Open enrollment systems offer students an opportunity to choose a public high school best suited to their interests and aptitude. But too often, students and their families are overwhelmed by the choices and miss out on the best selections.
A group of researchers, led by Sean P. Corcoran, decided to test whether giving student custom lists of schools and other support would lead to better matches. They chose New York City, where 8th graders face a dizzying array of 750 high school programs in 440 schools. The students can rank as many as 12 programs on their applications, but many don’t get their first choice or end up in a struggling school. Working in 165 middle schools serving 20,000 8th grade students, the research team provided custom lists with a mix of nearby schools, all with graduation rates at or above the citywide average of 70 percent.
They found that students provided with these custom lists were more likely to apply to the schools on the list than students in the control group. They were also more likely to match to their first choice of high schools and less likely to match to an unsuitable school with a low graduation rate. Some follow-up interventions, such as text message reminders, didn’t work as well.

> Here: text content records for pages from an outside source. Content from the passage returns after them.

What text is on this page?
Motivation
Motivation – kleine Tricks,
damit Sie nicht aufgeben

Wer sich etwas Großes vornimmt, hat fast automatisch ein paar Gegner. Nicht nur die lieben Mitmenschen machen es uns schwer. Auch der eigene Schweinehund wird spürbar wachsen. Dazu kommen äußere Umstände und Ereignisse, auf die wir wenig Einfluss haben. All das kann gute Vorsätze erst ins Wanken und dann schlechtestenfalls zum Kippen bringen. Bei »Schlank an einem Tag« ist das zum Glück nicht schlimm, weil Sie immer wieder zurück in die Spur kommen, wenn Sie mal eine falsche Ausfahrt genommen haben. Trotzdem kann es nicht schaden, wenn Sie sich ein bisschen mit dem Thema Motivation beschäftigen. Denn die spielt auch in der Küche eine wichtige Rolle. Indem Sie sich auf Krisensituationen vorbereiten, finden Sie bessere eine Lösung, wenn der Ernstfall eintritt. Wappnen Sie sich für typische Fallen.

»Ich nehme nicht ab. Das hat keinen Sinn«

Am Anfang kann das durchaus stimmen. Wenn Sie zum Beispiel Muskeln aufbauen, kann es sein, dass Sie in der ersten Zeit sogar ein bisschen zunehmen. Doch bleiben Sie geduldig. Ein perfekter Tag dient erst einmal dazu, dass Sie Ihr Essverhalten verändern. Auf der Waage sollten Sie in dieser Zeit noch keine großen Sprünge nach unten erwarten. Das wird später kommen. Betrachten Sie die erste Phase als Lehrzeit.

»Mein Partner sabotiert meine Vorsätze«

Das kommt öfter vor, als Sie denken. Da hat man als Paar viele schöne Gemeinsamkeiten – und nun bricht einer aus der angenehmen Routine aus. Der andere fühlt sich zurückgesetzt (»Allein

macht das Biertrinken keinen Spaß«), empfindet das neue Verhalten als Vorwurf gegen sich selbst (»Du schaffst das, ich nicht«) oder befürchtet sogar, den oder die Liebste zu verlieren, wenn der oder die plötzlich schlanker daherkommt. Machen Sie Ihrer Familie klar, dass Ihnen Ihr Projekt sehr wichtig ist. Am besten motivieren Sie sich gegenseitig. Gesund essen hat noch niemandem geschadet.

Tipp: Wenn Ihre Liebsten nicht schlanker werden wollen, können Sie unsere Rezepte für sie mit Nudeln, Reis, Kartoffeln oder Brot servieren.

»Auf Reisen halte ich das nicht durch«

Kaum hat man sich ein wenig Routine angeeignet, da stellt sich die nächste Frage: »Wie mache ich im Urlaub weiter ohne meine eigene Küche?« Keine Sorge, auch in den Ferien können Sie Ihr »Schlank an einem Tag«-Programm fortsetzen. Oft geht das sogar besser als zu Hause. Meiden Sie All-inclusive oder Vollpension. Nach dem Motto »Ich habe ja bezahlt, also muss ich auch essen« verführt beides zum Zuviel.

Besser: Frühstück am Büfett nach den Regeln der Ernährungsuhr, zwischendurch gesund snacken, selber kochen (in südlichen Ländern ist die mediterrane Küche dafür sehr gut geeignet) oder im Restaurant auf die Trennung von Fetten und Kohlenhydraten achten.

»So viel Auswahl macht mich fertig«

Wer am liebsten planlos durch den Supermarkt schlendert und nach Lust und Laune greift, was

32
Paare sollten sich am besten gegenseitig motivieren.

The effort was particularly effective in supporting students from non-English speaking households, who were about half the sample and used the lists more than other students. While the effort was aimed at supporting disadvantaged students, the researchers found that all students used the lists. In fact, higher-achieving students applied to more schools on the lists than lower-achieving students did. White and Asian students were also more likely to use the lists than black and Hispanic students. While the intervention supported better choices for many students, it’s not clear how well it leveled the playing field.